Denmark’s Environmental Protection Agency (EPA) has admitted that incorrectly high figures have been used in UN reports on areas of conservation in the country.

Denmark 'exaggerated' number of protected nature areas in figure used by UN: report
Photo: Jens Nørgaard Larsen/Scanpix

The figures were used in the UN’s four-yearly National Report on conservation, EPA section leader Nina Holst told newspaper Kristeligt Dagblad.

“It is unfortunately correct that, in the previous period, from approximately 2005 to 2013, a figure of 6,000 protected areas was used, which is unfortunately too high,” Holst said.

“It was unfortunately not possible to remove the figures everywhere, and they have made their way into the UN’s 2014 national report,” she said.

The error was discovered by author Kjeld Hansen, who reported it in his book “Det Store Svigt” (approximately, “The Great Deception”).

The figures were still present on the EPA’s website as recently as November 2016, according to Hansen.

Holst told Kristeligt Dagblad that, although that was possible, the figures had now been removed.

The actual number of protected areas remains unclear.

While EPA states that it is around 5,000, Hansen arrives at a figure of 1,843, claiming that the agency’s figure was inflated by including expired and rejected protected areas.

“That means that 1,787 churches and parking areas at beaches have been included, as well as removed advertising boards,” Hansen told news agency Ritzau.

The Danish Society for Nature Conservation criticised the agency’s use of the figures.

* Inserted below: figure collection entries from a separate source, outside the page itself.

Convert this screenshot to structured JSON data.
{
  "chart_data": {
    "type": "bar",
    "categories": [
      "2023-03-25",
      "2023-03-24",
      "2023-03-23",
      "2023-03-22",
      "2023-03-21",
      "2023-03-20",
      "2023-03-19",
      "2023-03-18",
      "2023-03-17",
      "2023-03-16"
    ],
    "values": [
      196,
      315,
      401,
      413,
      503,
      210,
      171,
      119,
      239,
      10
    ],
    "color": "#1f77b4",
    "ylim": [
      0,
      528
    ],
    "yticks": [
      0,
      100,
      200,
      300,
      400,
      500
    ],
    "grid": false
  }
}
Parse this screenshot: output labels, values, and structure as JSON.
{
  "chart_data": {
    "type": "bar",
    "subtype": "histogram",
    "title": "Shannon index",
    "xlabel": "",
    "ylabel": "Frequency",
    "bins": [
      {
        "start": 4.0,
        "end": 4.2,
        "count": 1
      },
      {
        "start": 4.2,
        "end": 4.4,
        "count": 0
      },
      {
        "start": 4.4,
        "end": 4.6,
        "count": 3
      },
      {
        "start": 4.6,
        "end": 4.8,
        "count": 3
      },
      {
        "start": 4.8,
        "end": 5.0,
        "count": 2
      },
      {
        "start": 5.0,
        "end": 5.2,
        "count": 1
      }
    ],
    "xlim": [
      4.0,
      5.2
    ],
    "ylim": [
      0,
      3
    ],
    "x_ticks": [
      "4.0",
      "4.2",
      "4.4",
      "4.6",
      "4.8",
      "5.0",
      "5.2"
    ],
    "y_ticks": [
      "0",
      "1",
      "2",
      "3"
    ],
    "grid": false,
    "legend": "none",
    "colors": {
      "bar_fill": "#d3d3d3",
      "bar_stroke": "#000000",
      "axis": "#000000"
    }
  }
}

“Not knowing whether large areas are protected, why they are protected, and where they are means that we cannot obtain reliable information from the agency. That is highly criticisable,” the organisation’s president Ella Maria Bisschop-Larsen told Ritzau.

Holst told Kristeligt Dagblad that the figures were not an attempt by the agency to misrepresent the status of nature protection in Denmark.